On 1 November 2016, police in Greenville, Mississippi, were called Hopewell Missionary Baptist Church where they discovered the 111-year-old house of worship had been vandalized, then set on fire.

On 21 December 2016, police arrested Andrew McClinton, 45, of Leland, Mississippi, on suspicion of the attack. McClinton, an African-American parishioner at the church, is expected to make an initial court appearance on 22 December 2016. Fire Marshal Mike Chaney said investigators have not determined a motive, telling the Washington Post:

We do not believe it was politically motivated. There may have been some efforts to make it appear politically motivated.

The Greenville police department told us on 3 November 2016 that the case was still under investigation and, at the time, had no updates to give; the Greenville Fire Department confirmed that the act was arson.  The Federal Bureau of Investigation also investigated:

The FBI Jackson Division is aware of the situation in Greenville, and we are working with our local, state and federal law enforcement partners to determine if any civil rights crimes were committed.

Greenville Mayor Errick Simmons had described the attack as a hate crime: 

 This act is a direct assault on people’s right to freely worship. Moreover, this matter is being investigated with all deliberate speed, and we will not rest until the culprit is found and fully prosecuted to the fullest extent of the law.

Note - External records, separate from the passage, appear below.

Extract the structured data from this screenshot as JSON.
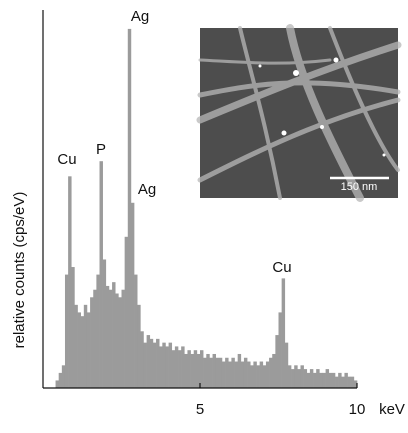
{
  "chart_data": {
    "type": "histogram",
    "y_label": "relative counts (cps/eV)",
    "x_label": "keV",
    "bins": [
      0.4,
      0.5,
      0.6,
      0.7,
      0.8,
      0.9,
      1.0,
      1.1,
      1.2,
      1.3,
      1.4,
      1.5,
      1.6,
      1.7,
      1.8,
      1.9,
      2.0,
      2.1,
      2.2,
      2.3,
      2.4,
      2.5,
      2.6,
      2.7,
      2.8,
      2.9,
      3.0,
      3.1,
      3.2,
      3.3,
      3.4,
      3.5,
      3.6,
      3.7,
      3.8,
      3.9,
      4.0,
      4.1,
      4.2,
      4.3,
      4.4,
      4.5,
      4.6,
      4.7,
      4.8,
      4.9,
      5.0,
      5.1,
      5.2,
      5.3,
      5.4,
      5.5,
      5.6,
      5.7,
      5.8,
      5.9,
      6.0,
      6.1,
      6.2,
      6.3,
      6.4,
      6.5,
      6.6,
      6.7,
      6.8,
      6.9,
      7.0,
      7.1,
      7.2,
      7.3,
      7.4,
      7.5,
      7.6,
      7.7,
      7.8,
      7.9,
      8.0,
      8.1,
      8.2,
      8.3,
      8.4,
      8.5,
      8.6,
      8.7,
      8.8,
      8.9,
      9.0,
      9.1,
      9.2,
      9.3,
      9.4,
      9.5,
      9.6,
      9.7,
      9.8,
      9.9,
      10.0
    ],
    "counts": [
      2,
      4,
      6,
      30,
      56,
      32,
      22,
      20,
      19,
      22,
      20,
      24,
      26,
      30,
      60,
      34,
      27,
      26,
      28,
      25,
      24,
      26,
      40,
      95,
      49,
      30,
      22,
      15,
      12,
      14,
      13,
      12,
      13,
      11,
      12,
      11,
      12,
      10,
      11,
      10,
      11,
      9,
      10,
      9,
      10,
      9,
      10,
      8,
      9,
      8,
      9,
      8,
      8,
      7,
      8,
      7,
      8,
      7,
      9,
      7,
      8,
      7,
      6,
      7,
      6,
      7,
      6,
      7,
      8,
      9,
      14,
      20,
      29,
      12,
      6,
      5,
      6,
      5,
      6,
      5,
      4,
      5,
      4,
      5,
      4,
      4,
      5,
      4,
      4,
      3,
      4,
      3,
      4,
      3,
      3,
      2
    ],
    "color": "#9b9b9b",
    "xlim": [
      0,
      10
    ],
    "xticks": [
      5,
      10
    ],
    "ylim": [
      0,
      100
    ],
    "annotations": [
      "Cu",
      "P",
      "Ag",
      "Ag",
      "Cu"
    ],
    "inset": {
      "scale_bar": "150 nm"
    }
  }
}
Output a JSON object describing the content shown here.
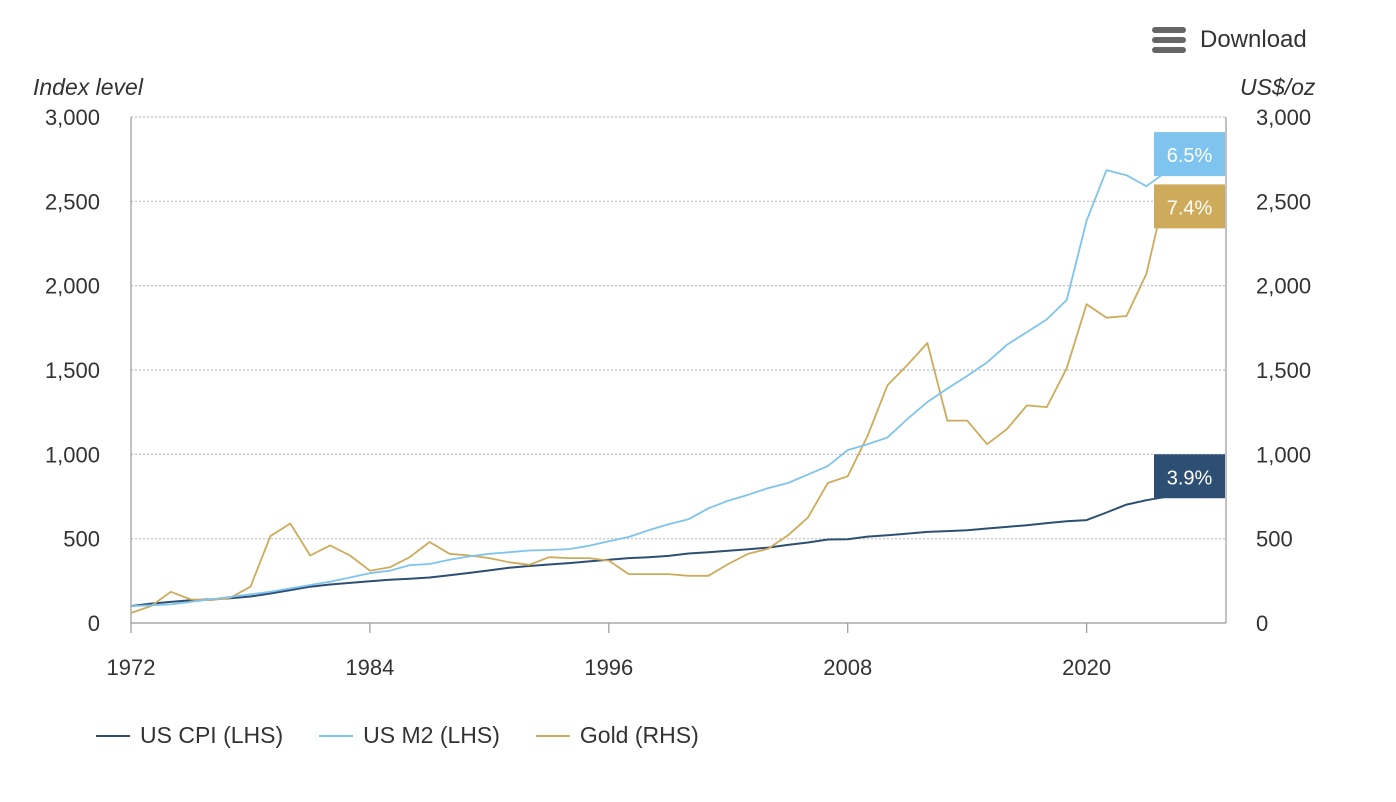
{
  "download": {
    "label": "Download",
    "icon": "hamburger-menu-icon"
  },
  "colors": {
    "cpi": "#2e4f74",
    "m2": "#7ec4ee",
    "gold": "#cdab5a",
    "grid": "#bdbdbd",
    "axis": "#999999"
  },
  "chart_data": {
    "type": "line",
    "left_axis_title": "Index level",
    "right_axis_title": "US$/oz",
    "y_ticks": [
      "0",
      "500",
      "1,000",
      "1,500",
      "2,000",
      "2,500",
      "3,000"
    ],
    "y_tick_values": [
      0,
      500,
      1000,
      1500,
      2000,
      2500,
      3000
    ],
    "ylim": [
      0,
      3000
    ],
    "x_ticks": [
      "1972",
      "1984",
      "1996",
      "2008",
      "2020"
    ],
    "x_tick_values": [
      1972,
      1984,
      1996,
      2008,
      2020
    ],
    "xlim": [
      1972,
      2027
    ],
    "grid": true,
    "legend_position": "bottom-left",
    "series": [
      {
        "name": "US CPI (LHS)",
        "key": "cpi",
        "axis": "left",
        "end_label": "3.9%",
        "x": [
          1972,
          1973,
          1974,
          1975,
          1976,
          1977,
          1978,
          1979,
          1980,
          1981,
          1982,
          1983,
          1984,
          1985,
          1986,
          1987,
          1988,
          1989,
          1990,
          1991,
          1992,
          1993,
          1994,
          1995,
          1996,
          1997,
          1998,
          1999,
          2000,
          2001,
          2002,
          2003,
          2004,
          2005,
          2006,
          2007,
          2008,
          2009,
          2010,
          2011,
          2012,
          2013,
          2014,
          2015,
          2016,
          2017,
          2018,
          2019,
          2020,
          2021,
          2022,
          2023,
          2024
        ],
        "values": [
          100,
          115,
          125,
          135,
          140,
          147,
          157,
          175,
          195,
          215,
          228,
          238,
          247,
          257,
          262,
          270,
          283,
          297,
          312,
          328,
          338,
          347,
          355,
          365,
          375,
          385,
          390,
          398,
          412,
          420,
          428,
          437,
          447,
          463,
          477,
          495,
          497,
          512,
          520,
          530,
          540,
          545,
          550,
          560,
          570,
          580,
          592,
          603,
          610,
          655,
          702,
          728,
          748
        ]
      },
      {
        "name": "US M2 (LHS)",
        "key": "m2",
        "axis": "left",
        "end_label": "6.5%",
        "x": [
          1972,
          1973,
          1974,
          1975,
          1976,
          1977,
          1978,
          1979,
          1980,
          1981,
          1982,
          1983,
          1984,
          1985,
          1986,
          1987,
          1988,
          1989,
          1990,
          1991,
          1992,
          1993,
          1994,
          1995,
          1996,
          1997,
          1998,
          1999,
          2000,
          2001,
          2002,
          2003,
          2004,
          2005,
          2006,
          2007,
          2008,
          2009,
          2010,
          2011,
          2012,
          2013,
          2014,
          2015,
          2016,
          2017,
          2018,
          2019,
          2020,
          2021,
          2022,
          2023,
          2024
        ],
        "values": [
          100,
          105,
          110,
          125,
          140,
          155,
          170,
          185,
          205,
          225,
          245,
          270,
          295,
          310,
          343,
          350,
          375,
          395,
          410,
          420,
          430,
          433,
          438,
          458,
          485,
          510,
          550,
          585,
          615,
          680,
          725,
          760,
          800,
          830,
          880,
          930,
          1025,
          1060,
          1100,
          1210,
          1310,
          1390,
          1465,
          1545,
          1650,
          1725,
          1800,
          1915,
          2385,
          2685,
          2655,
          2590,
          2675
        ]
      },
      {
        "name": "Gold (RHS)",
        "key": "gold",
        "axis": "right",
        "end_label": "7.4%",
        "x": [
          1972,
          1973,
          1974,
          1975,
          1976,
          1977,
          1978,
          1979,
          1980,
          1981,
          1982,
          1983,
          1984,
          1985,
          1986,
          1987,
          1988,
          1989,
          1990,
          1991,
          1992,
          1993,
          1994,
          1995,
          1996,
          1997,
          1998,
          1999,
          2000,
          2001,
          2002,
          2003,
          2004,
          2005,
          2006,
          2007,
          2008,
          2009,
          2010,
          2011,
          2012,
          2013,
          2014,
          2015,
          2016,
          2017,
          2018,
          2019,
          2020,
          2021,
          2022,
          2023,
          2024
        ],
        "values": [
          60,
          100,
          185,
          140,
          135,
          150,
          215,
          515,
          590,
          400,
          460,
          400,
          310,
          330,
          390,
          480,
          410,
          400,
          385,
          360,
          345,
          390,
          385,
          385,
          370,
          290,
          290,
          290,
          280,
          280,
          350,
          410,
          440,
          520,
          625,
          830,
          870,
          1110,
          1410,
          1530,
          1660,
          1200,
          1200,
          1060,
          1150,
          1290,
          1280,
          1510,
          1890,
          1810,
          1820,
          2070,
          2580
        ]
      }
    ]
  }
}
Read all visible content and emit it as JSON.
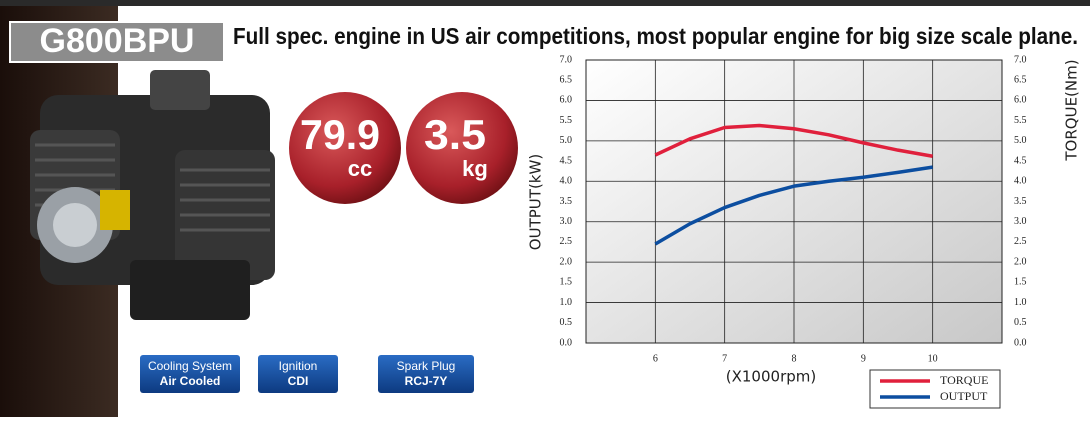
{
  "model": "G800BPU",
  "headline": "Full spec. engine in US air competitions, most popular engine for big size scale plane.",
  "badges": [
    {
      "value": "79.9",
      "unit": "cc"
    },
    {
      "value": "3.5",
      "unit": "kg"
    }
  ],
  "specs": [
    {
      "label": "Cooling System",
      "value": "Air Cooled"
    },
    {
      "label": "Ignition",
      "value": "CDI"
    },
    {
      "label": "Spark Plug",
      "value": "RCJ-7Y"
    }
  ],
  "chart_data": {
    "type": "line",
    "xlabel": "(X1000rpm)",
    "ylabel": "OUTPUT(kW)",
    "y2label": "TORQUE(Nm)",
    "x": [
      6,
      6.5,
      7,
      7.5,
      8,
      8.5,
      9,
      9.5,
      10
    ],
    "xlim": [
      5,
      11
    ],
    "xticks": [
      6,
      7,
      8,
      9,
      10
    ],
    "ylim": [
      0,
      7
    ],
    "yticks": [
      {
        "value": 0,
        "label": "0.0"
      },
      {
        "value": 0.5,
        "label": "0.5"
      },
      {
        "value": 1,
        "label": "1.0"
      },
      {
        "value": 1.5,
        "label": "1.5"
      },
      {
        "value": 2,
        "label": "2.0"
      },
      {
        "value": 2.5,
        "label": "2.5"
      },
      {
        "value": 3,
        "label": "3.0"
      },
      {
        "value": 3.5,
        "label": "3.5"
      },
      {
        "value": 4,
        "label": "4.0"
      },
      {
        "value": 4.5,
        "label": "4.5"
      },
      {
        "value": 5,
        "label": "5.0"
      },
      {
        "value": 5.5,
        "label": "5.5"
      },
      {
        "value": 6,
        "label": "6.0"
      },
      {
        "value": 6.5,
        "label": "6.5"
      },
      {
        "value": 7,
        "label": "7.0"
      }
    ],
    "y2lim": [
      0,
      7
    ],
    "y2ticks": [
      {
        "value": 0,
        "label": "0.0"
      },
      {
        "value": 0.5,
        "label": "0.5"
      },
      {
        "value": 1,
        "label": "1.0"
      },
      {
        "value": 1.5,
        "label": "1.5"
      },
      {
        "value": 2,
        "label": "2.0"
      },
      {
        "value": 2.5,
        "label": "2.5"
      },
      {
        "value": 3,
        "label": "3.0"
      },
      {
        "value": 3.5,
        "label": "3.5"
      },
      {
        "value": 4,
        "label": "4.0"
      },
      {
        "value": 4.5,
        "label": "4.5"
      },
      {
        "value": 5,
        "label": "5.0"
      },
      {
        "value": 5.5,
        "label": "5.5"
      },
      {
        "value": 6,
        "label": "6.0"
      },
      {
        "value": 6.5,
        "label": "6.5"
      },
      {
        "value": 7,
        "label": "7.0"
      }
    ],
    "grid": true,
    "legend": "lower right",
    "series": [
      {
        "name": "TORQUE",
        "color": "#e0203c",
        "axis": "y2",
        "values": [
          4.65,
          5.05,
          5.33,
          5.38,
          5.3,
          5.15,
          4.95,
          4.77,
          4.62
        ]
      },
      {
        "name": "OUTPUT",
        "color": "#0c4ea0",
        "values": [
          2.45,
          2.95,
          3.35,
          3.65,
          3.88,
          4.0,
          4.1,
          4.22,
          4.35
        ]
      }
    ]
  }
}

The Trump campaign responded to the attack with the following statement:

We are deeply saddened for the members of the Hopewell M.B. Church community and condemn in the strongest terms this terrible act that has no place in our society. We are grateful that no one was hurt and we urge witnesses with any information to come forward and help bring justice to those who are responsible.

GoFundMe account dedicated to repairing the heavily-damaged church had raised thousands of dollars.

Greenville is a predominantly African-American community where the mayor described race relations as “fairly good.” However, attacks on churches is not a new development: it was used as a tactic of intimidation by white supremacists during the Civil Rights era. As noted by the fire marshal, a motive has yet to be determined. The fire broke out one week before the 8 November 2016 presidential election.